何渊, 万修华, 于楚瑶, 朱静芬, 赵世强, 宋旭东, 刘武. 四种人工晶状体计算公式对三联白内障玻璃体切除术后屈光状态预测准确性的临床研究[J]. 中华眼科医学杂志(电子版), 2024, 14(01): 34-40.

Yuan He, Xiuhua Wan, Chuyao Yu, Jingfen Zhu, Shiqiang Zhao, Xudong Song, Wu Liu. The accuracy of four artificial lens calculation formulas in predicting refractive status after vitrectomy for triple cataract patients[J]. Chinese Journal of Ophthalmologic Medicine(Electronic Edition), 2024, 14(01): 34-40.

目的

探讨BU Ⅱ、Kane、EVO 2.0及LSF等4种新型人工晶状体(IOL)计算公式对超声乳化白内障吸除联合后房型IOL植入、玻璃体切除及晶状体后囊膜切除三联手术后屈光状态预测的准确性。

方法

收集2021年9月至2022年10月期间在首都医科大学附属北京同仁眼科中心就诊的眼科患者104例(104只眼)。其中,男性26例(26只眼),女性74例(74只眼);年龄56~87岁,平均年龄(68.4±6.3)岁。根据所行手术方式不同将患者分为对照组和三联组。对照组患者行超声乳化白内障吸除联合后房型IOL植入术,三联组患者行超声乳化白内障吸除联合后房型IOL植入、玻璃体切除及晶状体后囊膜切除三联手术。使用BU Ⅱ公式计算两组患者IOL的屈光度,并计算Kane、EVO 2.0及LSF等3种IOL公式的预测结果。记录患者的年龄和性别,检测患者术眼手术前和术后1个月的最佳矫正视力(BCVA)、眼轴长度、角膜曲率,前房深度、晶状体厚度、水平角膜直径及植入IOL的屈光度,计算术后1个月两组患者的屈光误差(PE)、PE的标准差(SD)、平均绝对误差(MAE)及绝对误差中位数(MedAE);计算PE在±0.25 D、±0.50 D、±0.75 D及±1.00 D范围内的百分比,BU Ⅱ、Kane、EVO 2.0及LSF等4种公式的公式性能指数(FPI)。年龄、眼轴长度、角膜曲率,前房深度、晶状体厚度、水平角膜直径及植入IOL的屈光度等均符合正态分布,以±s表示,组间比较采用独立样本t检验,BCVA采用中位数和四分位间距描述,组间比较采用Mann-Whitney U检验。性别和眼别采用例数和百分比描述,组间比较采用卡方检验。ME值与零取值的比较采用单样本t检验。不同公式的MAE及MedAE采用Friedman test进行比较。PE在不同范围内百分比的比较采用Cochran Q检验。

结果

在对照组中,BU Ⅱ、LSF、Kane及EVO 2.0等4种公式的PE分别为(0.032±0.405)D、(0.056±0.389)D、(0.186±0.392)D及(0.197±0.395)D,在三联组分别为(-0.084±0.656)D、(-0.041±0.652)D、(0.047±0.637)D及(0.050±0.666)D。对照组中,Kane和EVO2.0公式显示出远视系统误差,差异具有统计学意义(t=3.414,3.599;P<0.05);BU Ⅱ和LSF公式在对照组中的系统误差无统计学意义(t=0.570,1.029;P>0.05)。在三联组中,BU Ⅱ、Kane、EVO 2.0及LSF等4种公式的系统误差均无统计学意义(t=-0.920,0.530,0.545,-0.450;P>0.05)。

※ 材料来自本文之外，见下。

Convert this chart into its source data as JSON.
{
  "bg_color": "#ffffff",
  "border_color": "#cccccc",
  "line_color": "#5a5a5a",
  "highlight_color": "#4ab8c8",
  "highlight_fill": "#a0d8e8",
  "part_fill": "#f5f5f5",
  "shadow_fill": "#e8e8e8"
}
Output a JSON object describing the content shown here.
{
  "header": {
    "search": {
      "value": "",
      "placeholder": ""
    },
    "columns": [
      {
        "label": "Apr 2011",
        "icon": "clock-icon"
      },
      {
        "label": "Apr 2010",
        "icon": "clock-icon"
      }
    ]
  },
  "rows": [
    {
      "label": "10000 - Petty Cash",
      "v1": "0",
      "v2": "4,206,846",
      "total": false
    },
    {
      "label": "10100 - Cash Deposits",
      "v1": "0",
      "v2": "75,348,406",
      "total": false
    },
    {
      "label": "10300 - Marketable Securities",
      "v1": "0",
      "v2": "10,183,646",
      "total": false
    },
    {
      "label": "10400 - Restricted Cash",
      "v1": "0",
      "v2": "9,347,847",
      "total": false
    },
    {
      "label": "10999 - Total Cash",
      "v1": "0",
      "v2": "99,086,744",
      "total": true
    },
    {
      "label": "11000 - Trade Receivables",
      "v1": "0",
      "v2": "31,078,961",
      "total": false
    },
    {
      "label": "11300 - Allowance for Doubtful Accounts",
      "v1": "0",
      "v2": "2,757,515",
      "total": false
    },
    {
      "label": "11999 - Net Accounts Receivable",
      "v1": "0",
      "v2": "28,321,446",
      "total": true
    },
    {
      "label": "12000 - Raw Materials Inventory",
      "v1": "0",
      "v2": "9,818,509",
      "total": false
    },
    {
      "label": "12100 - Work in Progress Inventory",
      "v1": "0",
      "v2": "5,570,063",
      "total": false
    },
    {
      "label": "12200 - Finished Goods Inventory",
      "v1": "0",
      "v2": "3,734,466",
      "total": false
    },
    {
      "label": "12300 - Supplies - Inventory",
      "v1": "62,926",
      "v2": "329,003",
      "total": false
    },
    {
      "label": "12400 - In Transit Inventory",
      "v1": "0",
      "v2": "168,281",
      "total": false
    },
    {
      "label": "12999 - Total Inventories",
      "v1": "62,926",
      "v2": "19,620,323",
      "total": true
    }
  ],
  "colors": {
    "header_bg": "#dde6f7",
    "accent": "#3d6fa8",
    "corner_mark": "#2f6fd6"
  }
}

BU Ⅱ、LSF、Kane及EVO 2.0等4种公式的PE,三联组与对照组比较均偏向近视,但并无统计学意义(t=1.641,1.526,2.315,1.624;P>0.05)。BU Ⅱ、Kane、EVO 2.0及LSF等4种公式的FPI,在对照组中的表现均高于三联组。对照组和三联组BU Ⅱ公式的FPI分别为0.648和0.393,均位列第一;LSF公式的FPI分别为0.526和0.381,位列第二;Kane公式的FPI分别为0.479和0.351,位列第三;EVO 2.0公式的FPI分别为0.463和0.346,位列第四。

结论

术后1个月时,在三联组中应用BU Ⅱ、LSF、Kane及EVO 2.0公式均未显示出远视或近视漂移。其中,预测准确性表现最优的是BU Ⅱ公式。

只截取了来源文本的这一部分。